David Leyonhjelm is a politician and they always think anything to do with energy can be fixed by manipulation money around the problem. NOW HEAR THIS ! Neither solar or wind can fix what is a related problem with CO2 and energy supply. It is important to realise that the Energy Return on Energy Invested in both oil an coal has fallen quite significantly. This means a change to some other system is needed but solar and wind are non starters. They have too low an eroei to be more than a bit of a fill in or, shall I be blunt, a hobby for greenies. Note how the worlds politicians are fixated on increasing growth. They are completely unaware that they are in the grip of diminishing returns. It is impossible to generate growth at a time when we are entering an era of zero growth. We are entering that era because of increasing difficulty and therefore cost of energy extraction. Politicians are attacking the wrong problem. All this talk of the RET is stupid because everyone is thinking wind & solar AND THAT WON"T FIX IT ! Posted by Bazz, Saturday, 18 April 2015 1:39:19 PM
| |
Rhrosty, your claim that "The Germans are shutting down their old nuclear power stations and replacing them with coal" is FALSE. Though Germany, like Australia, generates a high proportion of its electricity from coal, that proportion is falling despite their gradual phaseout of nuclear. See http://en.wikipedia.org/wiki/Electricity_sector_in_Germany
Molten oxide electrolysis is set to revolutionize metal production in the coming decades, but that will happen with or without thorium fission. And not exporting thorium once there's a demand for it makes no sense – Australia has abundant solar energy; much of the world doesn't and is therefore more in need of nuclear power than we are. As for nuclear powered ships, forget it! They'd be expensive to run and a security risk, and many countries are likely to bar their access. _________________________________________________________________________________ Bazz, not only are you wrong but you're misrepresenting David's position in a way that unfairly favours him! Throwing money at the problem could easily fix it. But David thinks that would be impossible, and in any case he's not interested in solving it; just meeting political targets by fudging them! It is important to realise that (except at very low values) EROEI isn't and can never be the limiting factor; cost is, and costs can be manipulated. We aren't entering an era of zero growth. And even if we entered an era of zero energy use growth, it would not equate to an era of zero economic growth. But energy use won't stop growing unless demand for it does, and that's unlikely any time soon. Posted by Aidan, Saturday, 18 April 2015 8:45:36 PM
| |
Aidan, nothing stops you from continuing to shout your zealotry from the rooftops. Get a grip!

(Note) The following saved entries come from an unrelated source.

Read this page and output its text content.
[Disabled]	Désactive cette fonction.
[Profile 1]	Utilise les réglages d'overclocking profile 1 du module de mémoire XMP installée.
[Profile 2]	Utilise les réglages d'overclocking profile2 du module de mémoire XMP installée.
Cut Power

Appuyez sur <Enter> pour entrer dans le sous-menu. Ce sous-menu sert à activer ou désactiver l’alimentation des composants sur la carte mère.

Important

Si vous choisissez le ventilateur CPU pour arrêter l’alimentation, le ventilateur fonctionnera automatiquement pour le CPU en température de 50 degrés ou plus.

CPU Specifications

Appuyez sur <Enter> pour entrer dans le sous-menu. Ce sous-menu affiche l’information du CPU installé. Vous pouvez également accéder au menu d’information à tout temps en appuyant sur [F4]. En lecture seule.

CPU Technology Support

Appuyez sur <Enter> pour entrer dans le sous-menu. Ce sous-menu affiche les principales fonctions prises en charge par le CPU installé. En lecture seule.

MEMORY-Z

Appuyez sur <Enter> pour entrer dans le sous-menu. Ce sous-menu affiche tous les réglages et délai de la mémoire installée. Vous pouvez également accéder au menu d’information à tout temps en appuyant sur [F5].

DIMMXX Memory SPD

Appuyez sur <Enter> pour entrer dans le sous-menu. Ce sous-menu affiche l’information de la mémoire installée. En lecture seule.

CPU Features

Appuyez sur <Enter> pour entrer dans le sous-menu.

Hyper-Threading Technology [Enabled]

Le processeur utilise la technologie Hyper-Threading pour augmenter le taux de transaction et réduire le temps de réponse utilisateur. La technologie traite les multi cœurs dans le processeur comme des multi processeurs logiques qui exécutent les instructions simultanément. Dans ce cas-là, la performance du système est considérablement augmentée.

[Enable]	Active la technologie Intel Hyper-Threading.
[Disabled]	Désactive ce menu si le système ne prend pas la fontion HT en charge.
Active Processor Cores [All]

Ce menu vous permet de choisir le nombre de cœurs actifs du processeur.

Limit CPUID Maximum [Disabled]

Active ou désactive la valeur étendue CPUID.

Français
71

If we are going to throw money, let it be where is can affordably affect AGW in the time-frame available, nuclear base-load power. PV's have run their race. They don't stack up, even before energy storage costs are factored in: http://energyskeptic.com/2015/tilting-at-windmills-spains-solar-pv/ The same affliction applies to wind and solar thermal. If only wishful thinking, like prayer, worked. Alas, God will not save us, we have to save ourselves. Posted by Luciferase, Saturday, 18 April 2015 10:15:41 PM
| |
And here, linked to the cited website.
http://energyskeptic.com/2015/tilting-at-windmills-spains-solar-pv/#responses What is it about reality, as opposed to the hypothetical, you reject Aidan? Posted by Luciferase, Saturday, 18 April 2015 10:39:50 PM
|
http://www.scientificamerican.com/article/methane-emissions-may-swell-from-behind-dams/
I support view that the purpose of the RET is reduce carbon emission, thus I can see no merit in including Hydro dams in the RET especially as they are one of the cheapest ways to produce electricity and thus do not need any subsidies.